FALSE. They obviously have “facilities” however the two guys at the register pause, look at each other – LITERALLY LOOK AT EACH OTHER- and then look back at me, in unison “No, not for the public.”
Alrighty, I suppose I am public. No worries, I’ll get gas and find a restroom somewhere else.
“Wow…. they really don’t have a lot of places around here- closest Dunkin Donuts is 10 minutes away, that’s fine. Bodily circumstances becoming a little more urgent but hey… I’ll stop, do what I need to do and grab a coffee”
NO I WON’T. Accompanying the gigantic sign saying “Customers ONLY” is one taped over it, haphazardly sharpied saying “So Sorry! Fuera De Servico”
K. Fine. I actually laughed out loud next to some donut junkies and pointed at the sign. “Figures!” and rolled my eyes.
I now have 15 minutes to my scheduled visit. Crunch time. Who never lets me down? The GrOcErY sToRe!!! Always there to meet my needs and give me an excuse to buy an economy size bag of pistachios or dog treat. Priorities.
I walk into the door with the obligatory ‘I’m here with serious shopping business to buy food for myself or people that need it’ while crazy-eyeing all angles of the building. Aisle 1? Aisle 12? The baked goods section? WHERE IS IT???
Gasp…. I don’t see an immediate sign… No worries, I am never above asking. I approach a group of three employees, all young enough to be my stupid pre-teen children if I had decided that they as HUMANS might have been WORTH IT.
“Oh hey guys! Any chance you know where the restroom is?”

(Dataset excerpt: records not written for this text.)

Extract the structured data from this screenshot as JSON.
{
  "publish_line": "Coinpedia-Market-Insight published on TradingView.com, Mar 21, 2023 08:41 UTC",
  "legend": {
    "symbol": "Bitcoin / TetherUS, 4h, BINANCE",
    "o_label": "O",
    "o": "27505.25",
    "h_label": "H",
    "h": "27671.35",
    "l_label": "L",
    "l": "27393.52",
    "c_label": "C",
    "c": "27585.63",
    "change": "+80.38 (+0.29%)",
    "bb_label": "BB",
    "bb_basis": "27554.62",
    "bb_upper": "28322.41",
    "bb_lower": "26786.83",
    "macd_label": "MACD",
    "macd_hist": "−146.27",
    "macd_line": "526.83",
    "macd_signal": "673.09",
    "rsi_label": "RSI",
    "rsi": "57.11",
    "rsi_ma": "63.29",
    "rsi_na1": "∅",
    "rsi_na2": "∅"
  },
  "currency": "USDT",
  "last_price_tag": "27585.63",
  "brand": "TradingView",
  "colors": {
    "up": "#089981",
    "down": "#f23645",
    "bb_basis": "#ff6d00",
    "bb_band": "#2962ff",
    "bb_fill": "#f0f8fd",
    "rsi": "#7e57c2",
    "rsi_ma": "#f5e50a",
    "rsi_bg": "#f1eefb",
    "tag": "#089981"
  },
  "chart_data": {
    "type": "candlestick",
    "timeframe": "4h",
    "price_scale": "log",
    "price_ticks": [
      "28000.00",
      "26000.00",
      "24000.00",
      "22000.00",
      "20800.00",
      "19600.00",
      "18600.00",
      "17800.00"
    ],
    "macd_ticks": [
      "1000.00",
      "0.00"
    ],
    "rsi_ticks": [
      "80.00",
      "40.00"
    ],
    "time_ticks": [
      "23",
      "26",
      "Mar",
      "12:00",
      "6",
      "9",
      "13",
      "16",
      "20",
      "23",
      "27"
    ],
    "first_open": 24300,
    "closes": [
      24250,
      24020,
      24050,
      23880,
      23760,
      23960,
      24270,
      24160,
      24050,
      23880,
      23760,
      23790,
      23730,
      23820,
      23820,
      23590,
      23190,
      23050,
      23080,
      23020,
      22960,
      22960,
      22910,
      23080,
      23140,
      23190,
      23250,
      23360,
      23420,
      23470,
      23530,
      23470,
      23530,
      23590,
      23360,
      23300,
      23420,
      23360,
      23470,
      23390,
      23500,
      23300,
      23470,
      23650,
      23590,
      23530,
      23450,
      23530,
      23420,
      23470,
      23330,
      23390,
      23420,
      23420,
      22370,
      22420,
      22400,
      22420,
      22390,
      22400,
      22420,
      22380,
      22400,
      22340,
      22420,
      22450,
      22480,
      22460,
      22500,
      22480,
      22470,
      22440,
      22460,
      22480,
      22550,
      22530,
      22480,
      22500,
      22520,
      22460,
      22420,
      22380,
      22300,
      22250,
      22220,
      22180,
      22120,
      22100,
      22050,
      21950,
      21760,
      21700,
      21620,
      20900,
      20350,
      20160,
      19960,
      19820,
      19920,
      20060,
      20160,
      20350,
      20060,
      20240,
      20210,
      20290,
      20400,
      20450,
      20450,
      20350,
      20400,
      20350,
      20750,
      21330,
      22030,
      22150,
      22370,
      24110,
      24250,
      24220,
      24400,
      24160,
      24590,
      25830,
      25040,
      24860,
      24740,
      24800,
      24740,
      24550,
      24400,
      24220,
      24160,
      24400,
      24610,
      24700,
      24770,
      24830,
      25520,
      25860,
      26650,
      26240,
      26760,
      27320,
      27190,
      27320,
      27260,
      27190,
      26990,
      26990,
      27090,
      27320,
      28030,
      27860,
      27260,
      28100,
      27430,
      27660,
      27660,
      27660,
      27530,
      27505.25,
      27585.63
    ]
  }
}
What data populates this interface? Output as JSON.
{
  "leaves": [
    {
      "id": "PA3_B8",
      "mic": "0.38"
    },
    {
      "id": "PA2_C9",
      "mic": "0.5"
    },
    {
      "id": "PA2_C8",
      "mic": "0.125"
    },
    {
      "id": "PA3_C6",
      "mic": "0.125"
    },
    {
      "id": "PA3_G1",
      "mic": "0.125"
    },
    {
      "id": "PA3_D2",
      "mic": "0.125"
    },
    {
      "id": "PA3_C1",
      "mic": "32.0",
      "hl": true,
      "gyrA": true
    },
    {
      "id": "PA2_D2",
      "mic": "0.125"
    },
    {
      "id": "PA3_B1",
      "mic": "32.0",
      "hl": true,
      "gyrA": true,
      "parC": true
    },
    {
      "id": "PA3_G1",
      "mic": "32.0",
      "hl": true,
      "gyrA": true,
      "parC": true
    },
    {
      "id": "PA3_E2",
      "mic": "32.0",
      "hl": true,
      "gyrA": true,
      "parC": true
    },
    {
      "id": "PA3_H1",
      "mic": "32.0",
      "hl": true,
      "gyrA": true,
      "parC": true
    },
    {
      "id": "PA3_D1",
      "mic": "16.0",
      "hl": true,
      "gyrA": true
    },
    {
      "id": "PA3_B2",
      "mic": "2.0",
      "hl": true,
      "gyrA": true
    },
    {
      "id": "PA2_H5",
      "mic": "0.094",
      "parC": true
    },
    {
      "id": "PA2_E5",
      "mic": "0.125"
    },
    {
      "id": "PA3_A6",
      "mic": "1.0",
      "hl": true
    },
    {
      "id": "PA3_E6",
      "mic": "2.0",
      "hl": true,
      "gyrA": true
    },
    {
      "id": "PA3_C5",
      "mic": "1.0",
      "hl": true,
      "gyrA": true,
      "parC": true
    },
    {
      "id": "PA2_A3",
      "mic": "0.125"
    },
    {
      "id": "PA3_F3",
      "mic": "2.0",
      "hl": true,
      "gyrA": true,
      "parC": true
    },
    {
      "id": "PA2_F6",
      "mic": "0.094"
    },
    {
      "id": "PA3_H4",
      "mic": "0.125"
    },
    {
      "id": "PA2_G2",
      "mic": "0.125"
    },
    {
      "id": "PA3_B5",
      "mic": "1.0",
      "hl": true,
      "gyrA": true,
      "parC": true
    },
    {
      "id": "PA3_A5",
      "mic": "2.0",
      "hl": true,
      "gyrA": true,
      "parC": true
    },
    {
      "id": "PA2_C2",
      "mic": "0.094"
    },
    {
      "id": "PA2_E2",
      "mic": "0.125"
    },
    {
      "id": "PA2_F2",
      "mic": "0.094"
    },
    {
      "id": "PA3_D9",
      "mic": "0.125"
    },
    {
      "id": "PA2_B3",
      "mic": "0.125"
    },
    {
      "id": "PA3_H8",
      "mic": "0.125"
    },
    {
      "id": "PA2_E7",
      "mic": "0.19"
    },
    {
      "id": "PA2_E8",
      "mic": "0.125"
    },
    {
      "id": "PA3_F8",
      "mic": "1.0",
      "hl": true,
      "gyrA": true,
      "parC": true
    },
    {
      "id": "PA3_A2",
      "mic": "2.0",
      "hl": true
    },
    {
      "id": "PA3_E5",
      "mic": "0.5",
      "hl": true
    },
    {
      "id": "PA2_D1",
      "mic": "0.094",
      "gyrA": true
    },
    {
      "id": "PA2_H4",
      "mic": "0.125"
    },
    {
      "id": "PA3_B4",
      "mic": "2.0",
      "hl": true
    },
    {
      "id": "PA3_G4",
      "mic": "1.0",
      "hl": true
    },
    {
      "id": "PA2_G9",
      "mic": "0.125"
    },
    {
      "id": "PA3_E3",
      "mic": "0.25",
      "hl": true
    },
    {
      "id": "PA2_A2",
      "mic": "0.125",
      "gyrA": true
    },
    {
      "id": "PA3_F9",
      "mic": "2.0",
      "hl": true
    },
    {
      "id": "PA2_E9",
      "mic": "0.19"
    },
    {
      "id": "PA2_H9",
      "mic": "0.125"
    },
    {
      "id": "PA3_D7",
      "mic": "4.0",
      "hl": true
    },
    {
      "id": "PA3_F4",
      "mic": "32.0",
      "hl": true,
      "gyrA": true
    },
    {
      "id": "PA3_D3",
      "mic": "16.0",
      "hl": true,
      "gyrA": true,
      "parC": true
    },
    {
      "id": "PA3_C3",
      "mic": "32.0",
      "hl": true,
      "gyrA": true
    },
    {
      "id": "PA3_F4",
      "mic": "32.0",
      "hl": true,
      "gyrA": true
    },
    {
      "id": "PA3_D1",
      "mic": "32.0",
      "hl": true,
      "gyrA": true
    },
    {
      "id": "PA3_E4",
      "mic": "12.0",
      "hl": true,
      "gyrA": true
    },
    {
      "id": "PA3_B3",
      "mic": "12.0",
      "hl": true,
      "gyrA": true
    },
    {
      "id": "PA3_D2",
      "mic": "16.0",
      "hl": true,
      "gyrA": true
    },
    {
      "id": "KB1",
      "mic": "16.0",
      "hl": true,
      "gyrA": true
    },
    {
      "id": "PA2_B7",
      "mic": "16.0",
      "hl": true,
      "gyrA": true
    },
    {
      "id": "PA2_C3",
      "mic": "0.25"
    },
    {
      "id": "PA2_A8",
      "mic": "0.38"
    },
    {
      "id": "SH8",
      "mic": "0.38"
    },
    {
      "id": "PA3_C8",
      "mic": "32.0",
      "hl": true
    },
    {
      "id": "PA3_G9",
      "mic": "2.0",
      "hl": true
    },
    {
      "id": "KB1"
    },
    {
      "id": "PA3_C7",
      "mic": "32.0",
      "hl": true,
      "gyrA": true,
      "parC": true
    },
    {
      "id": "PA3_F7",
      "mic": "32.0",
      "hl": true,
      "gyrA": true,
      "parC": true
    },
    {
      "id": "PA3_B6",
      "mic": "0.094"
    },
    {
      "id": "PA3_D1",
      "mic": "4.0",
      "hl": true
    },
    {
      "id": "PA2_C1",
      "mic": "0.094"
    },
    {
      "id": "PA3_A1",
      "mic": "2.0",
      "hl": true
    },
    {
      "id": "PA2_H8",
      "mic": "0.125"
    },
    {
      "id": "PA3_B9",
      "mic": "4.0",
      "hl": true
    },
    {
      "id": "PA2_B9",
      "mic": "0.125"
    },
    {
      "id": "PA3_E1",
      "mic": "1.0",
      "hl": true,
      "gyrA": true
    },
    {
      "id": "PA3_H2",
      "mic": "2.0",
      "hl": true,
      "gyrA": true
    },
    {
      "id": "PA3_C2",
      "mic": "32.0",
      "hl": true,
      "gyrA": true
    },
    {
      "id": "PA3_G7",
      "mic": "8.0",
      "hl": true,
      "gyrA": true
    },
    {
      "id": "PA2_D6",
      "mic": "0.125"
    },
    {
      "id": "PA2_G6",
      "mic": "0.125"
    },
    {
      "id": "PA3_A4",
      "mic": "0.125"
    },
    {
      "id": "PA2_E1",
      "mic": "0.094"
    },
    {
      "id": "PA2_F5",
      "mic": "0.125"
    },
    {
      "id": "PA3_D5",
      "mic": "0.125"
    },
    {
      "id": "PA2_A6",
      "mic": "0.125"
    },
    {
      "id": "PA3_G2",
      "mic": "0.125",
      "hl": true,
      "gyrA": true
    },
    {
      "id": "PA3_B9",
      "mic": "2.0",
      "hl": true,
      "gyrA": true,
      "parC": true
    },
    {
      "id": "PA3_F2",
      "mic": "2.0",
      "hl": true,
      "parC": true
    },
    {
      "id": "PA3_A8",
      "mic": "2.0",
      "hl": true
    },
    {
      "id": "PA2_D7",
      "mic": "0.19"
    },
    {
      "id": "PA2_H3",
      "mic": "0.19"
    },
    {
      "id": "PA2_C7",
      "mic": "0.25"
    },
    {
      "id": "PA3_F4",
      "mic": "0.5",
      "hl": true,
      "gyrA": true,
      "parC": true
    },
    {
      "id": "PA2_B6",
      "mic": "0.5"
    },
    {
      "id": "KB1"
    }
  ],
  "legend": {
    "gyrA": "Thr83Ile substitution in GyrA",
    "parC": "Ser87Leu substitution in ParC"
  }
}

They looked at me like I had four heads. After a pause where I increased my smile intensity and nodded as if we were all sharing some unspoken information one of the unwanted pregnancies sighed as if I was the worst thing that had ever walked into the store and lazily shrugged toward the customer service desk.
“You have to get a key”
Thank YOU! (F*** YOU!)
I’m going to fast forward this part because it’s boring. This is a money order spot/pay your electric bill spot/buy you lotto spot. I only had 4 people in front of me. In front of them was a sign that said:
You cannot use the restroom without the following:
A valid ID
A cell Phone
A set of car keys
Thank you for your cooperation.
I have all those things. I think everyone has those things. Everyone also (I think) has to use the restroom at one point or another.
WHAT ARE THEY AFRAID CUSTOMERS ARE GOING TO DO TO THE RESTROOM?
Anyway. I was privileged enough to use the facilities. They were on par with a porta-potty. I was both humiliated and left with zero time to buy my pistachios because I was late to my appointment.